Open your web browser and go to:
http://webprotege-local.edu
Important: Use the custom domain you configured in your hosts file, not localhost. This ensures proper cookie handling and authentication flow between WebProtégé and Keycloak.
You should see the WebProtégé sign-in page with options to log in or register a new account.
Since this is your first time using WebProtégé, create a new account:
-
Click "Register" on the login page
-
Fill out the registration form with:
- Username: Choose a unique username (e.g., your email or preferred handle)
- Password: A strong password following any displayed requirements
- Confirm Password: Re-enter your password
- Email: Your email address (required for account verification and notifications)

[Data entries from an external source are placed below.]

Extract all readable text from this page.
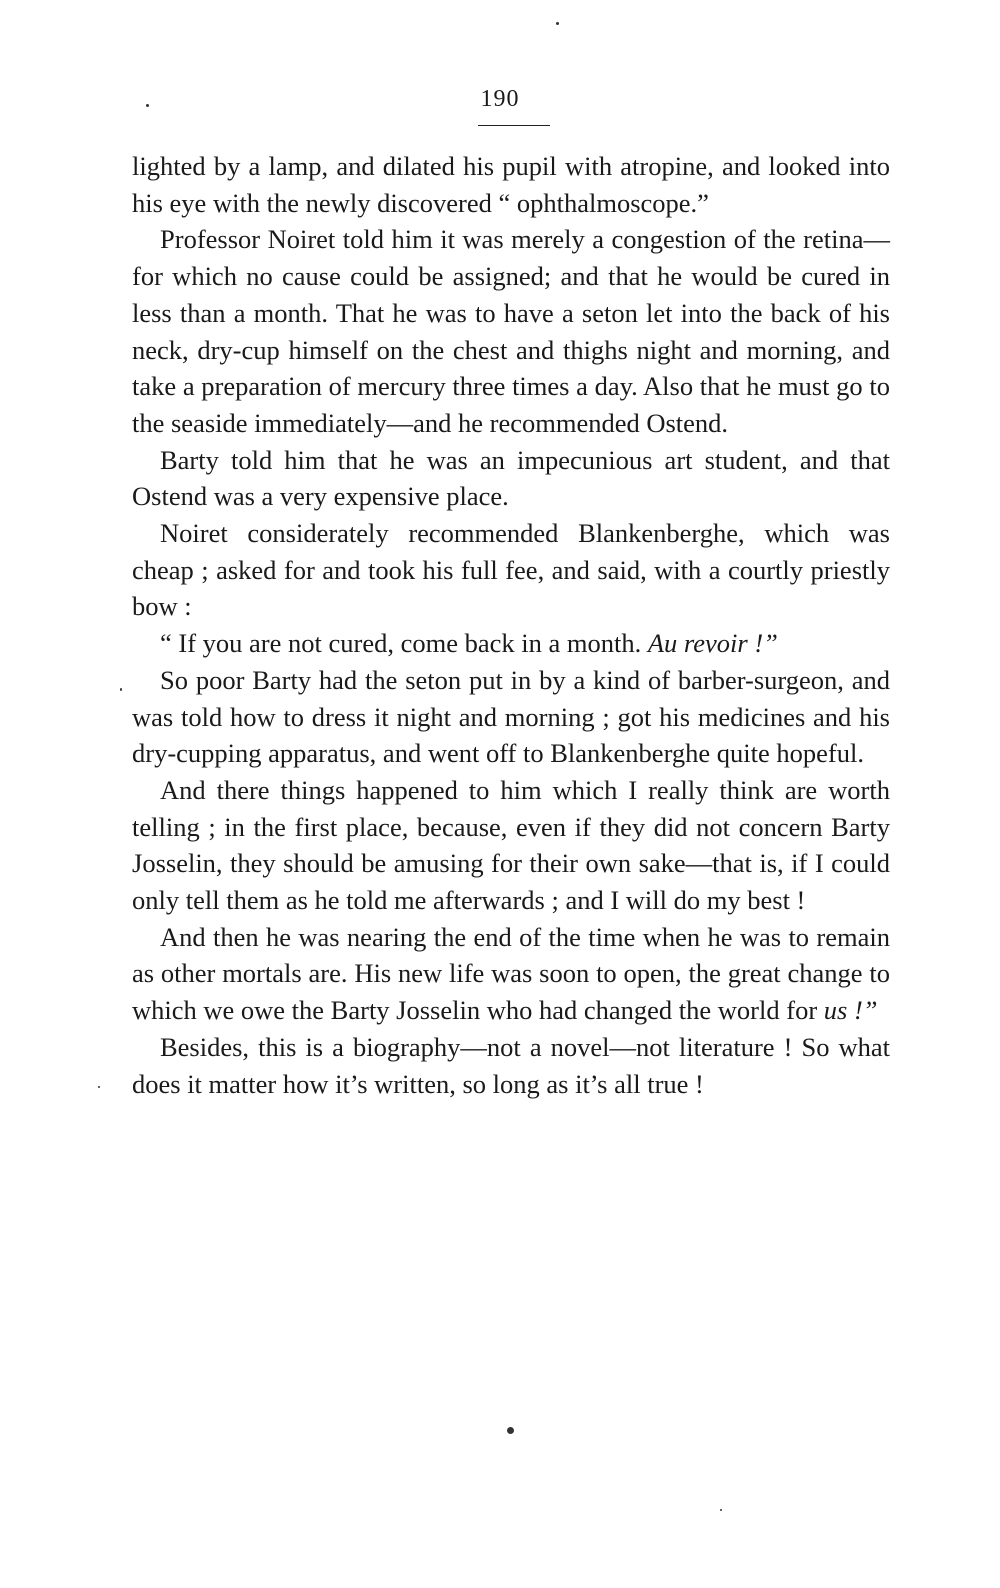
190

lighted by a lamp, and dilated his pupil with atropine, and looked into his eye with the newly discovered “ ophthalmoscope.”

Professor Noiret told him it was merely a congestion of the retina—for which no cause could be assigned; and that he would be cured in less than a month. That he was to have a seton let into the back of his neck, dry-cup himself on the chest and thighs night and morning, and take a preparation of mercury three times a day. Also that he must go to the seaside immediately—and he recommended Ostend.

Barty told him that he was an impecunious art student, and that Ostend was a very expensive place.

Noiret considerately recommended Blankenberghe, which was cheap ; asked for and took his full fee, and said, with a courtly priestly bow :

“ If you are not cured, come back in a month. Au revoir !”

So poor Barty had the seton put in by a kind of barber-surgeon, and was told how to dress it night and morning ; got his medicines and his dry-cupping apparatus, and went off to Blankenberghe quite hopeful.

And there things happened to him which I really think are worth telling ; in the first place, because, even if they did not concern Barty Josselin, they should be amusing for their own sake—that is, if I could only tell them as he told me afterwards ; and I will do my best !

And then he was nearing the end of the time when he was to remain as other mortals are. His new life was soon to open, the great change to which we owe the Barty Josselin who had changed the world for us !”

Besides, this is a biography—not a novel—not literature ! So what does it matter how it’s written, so long as it’s all true !
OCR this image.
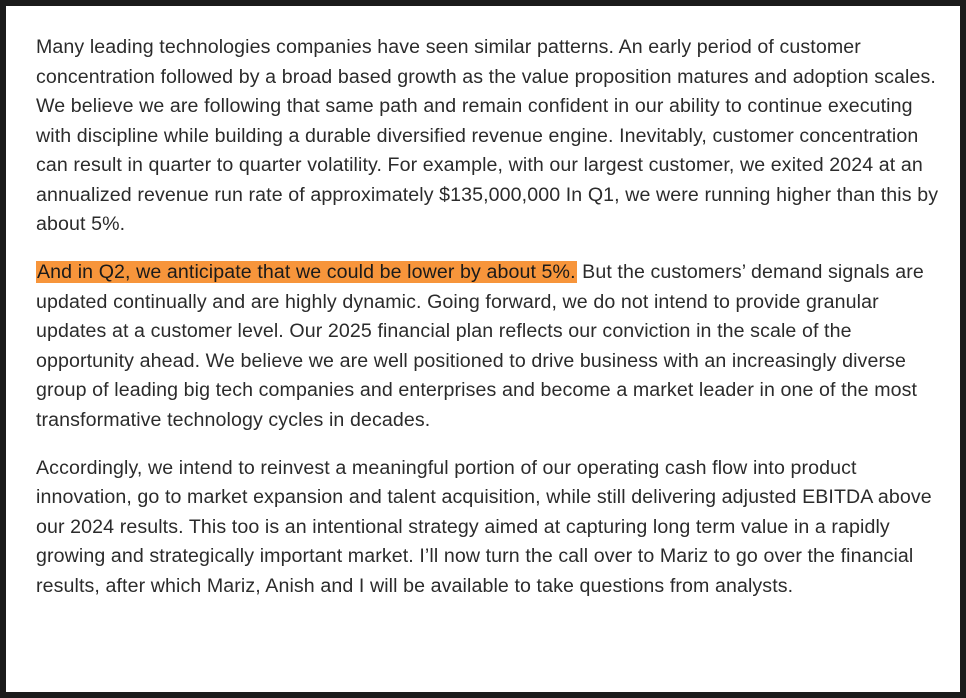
Many leading technologies companies have seen similar patterns. An early period of customer concentration followed by a broad based growth as the value proposition matures and adoption scales. We believe we are following that same path and remain confident in our ability to continue executing with discipline while building a durable diversified revenue engine. Inevitably, customer concentration can result in quarter to quarter volatility. For example, with our largest customer, we exited 2024 at an annualized revenue run rate of approximately $135,000,000 In Q1, we were running higher than this by about 5%.

And in Q2, we anticipate that we could be lower by about 5%. But the customers’ demand signals are updated continually and are highly dynamic. Going forward, we do not intend to provide granular updates at a customer level. Our 2025 financial plan reflects our conviction in the scale of the opportunity ahead. We believe we are well positioned to drive business with an increasingly diverse group of leading big tech companies and enterprises and become a market leader in one of the most transformative technology cycles in decades.

Accordingly, we intend to reinvest a meaningful portion of our operating cash flow into product innovation, go to market expansion and talent acquisition, while still delivering adjusted EBITDA above our 2024 results. This too is an intentional strategy aimed at capturing long term value in a rapidly growing and strategically important market. I’ll now turn the call over to Mariz to go over the financial results, after which Mariz, Anish and I will be available to take questions from analysts.
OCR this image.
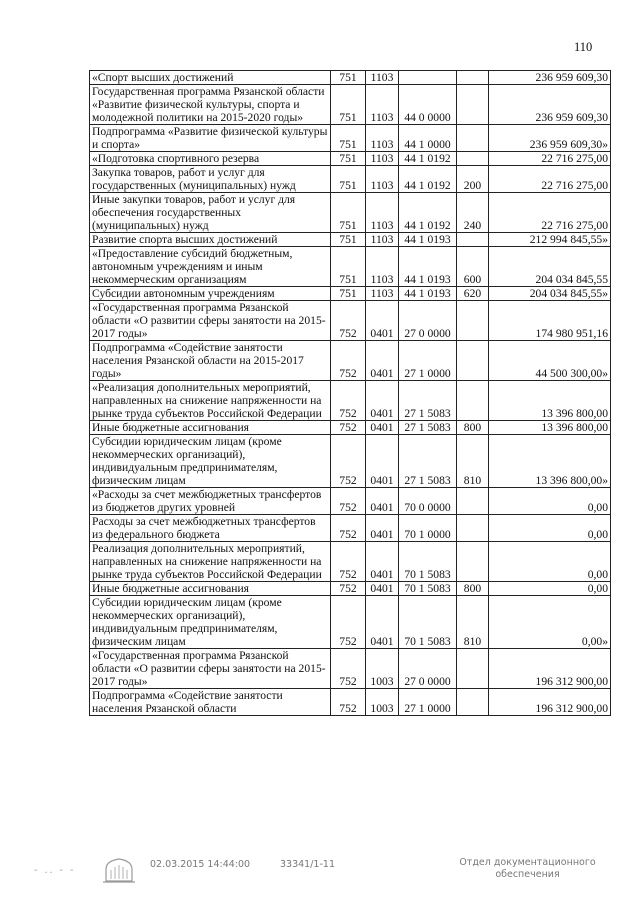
110
«Спорт высших достижений	751	1103			236 959 609,30
Государственная программа Рязанской области «Развитие физической культуры, спорта и молодежной политики на 2015-2020 годы»	751	1103	44 0 0000		236 959 609,30
Подпрограмма «Развитие физической культуры и спорта»	751	1103	44 1 0000		236 959 609,30»
«Подготовка спортивного резерва	751	1103	44 1 0192		22 716 275,00
Закупка товаров, работ и услуг для государственных (муниципальных) нужд	751	1103	44 1 0192	200	22 716 275,00
Иные закупки товаров, работ и услуг для обеспечения государственных (муниципальных) нужд	751	1103	44 1 0192	240	22 716 275,00
Развитие спорта высших достижений	751	1103	44 1 0193		212 994 845,55»
«Предоставление субсидий бюджетным, автономным учреждениям и иным некоммерческим организациям	751	1103	44 1 0193	600	204 034 845,55
Субсидии автономным учреждениям	751	1103	44 1 0193	620	204 034 845,55»
«Государственная программа Рязанской области «О развитии сферы занятости на 2015-2017 годы»	752	0401	27 0 0000		174 980 951,16
Подпрограмма «Содействие занятости населения Рязанской области на 2015-2017 годы»	752	0401	27 1 0000		44 500 300,00»
«Реализация дополнительных мероприятий, направленных на снижение напряженности на рынке труда субъектов Российской Федерации	752	0401	27 1 5083		13 396 800,00
Иные бюджетные ассигнования	752	0401	27 1 5083	800	13 396 800,00
Субсидии юридическим лицам (кроме некоммерческих организаций), индивидуальным предпринимателям, физическим лицам	752	0401	27 1 5083	810	13 396 800,00»
«Расходы за счет межбюджетных трансфертов из бюджетов других уровней	752	0401	70 0 0000		0,00
Расходы за счет межбюджетных трансфертов из федерального бюджета	752	0401	70 1 0000		0,00
Реализация дополнительных мероприятий, направленных на снижение напряженности на рынке труда субъектов Российской Федерации	752	0401	70 1 5083		0,00
Иные бюджетные ассигнования	752	0401	70 1 5083	800	0,00
Субсидии юридическим лицам (кроме некоммерческих организаций), индивидуальным предпринимателям, физическим лицам	752	0401	70 1 5083	810	0,00»
«Государственная программа Рязанской области «О развитии сферы занятости на 2015-2017 годы»	752	1003	27 0 0000		196 312 900,00
Подпрограмма «Содействие занятости населения Рязанской области	752	1003	27 1 0000		196 312 900,00
- .. - -
02.03.2015 14:44:00	33341/1-11	Отдел документационного обеспечения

- First/Last Name: Your display name within WebProtégé
-
Click "Register"
After registration, sign in using your newly created credentials:
- Enter your username/email and password
- Click "Sign In"
Successful login indicators:
- Redirect to the WebProtégé home page
- Your username appears in the top navigation
- You see options to create or access ontology projects
After completing these steps, you should see the WebProtégé home page, which typically includes:
- Project dashboard: View and manage your ontology projects
- Create project button: Start new ontology development projects
- User profile access: Manage your account settings
- Navigation menu: Access different WebProtégé features
Common next steps:
- Create your first ontology project
- Import existing ontology files
- Explore WebProtégé documentation and tutorials
- Configure project-specific settings and collaborator access
Port conflicts: If port 8080 is already in use, modify the Docker Compose configuration to use alternative ports.
Permission errors: Ensure your user has permissions to modify the hosts file and run Docker commands.
Service startup failures: Check Docker logs for specific error messages and ensure all required files are present in the webprotege-deploy directory.
Authentication issues: Verify the realm was imported correctly in Keycloak and that the SERVER_HOST environment variable matches your hosts file entry.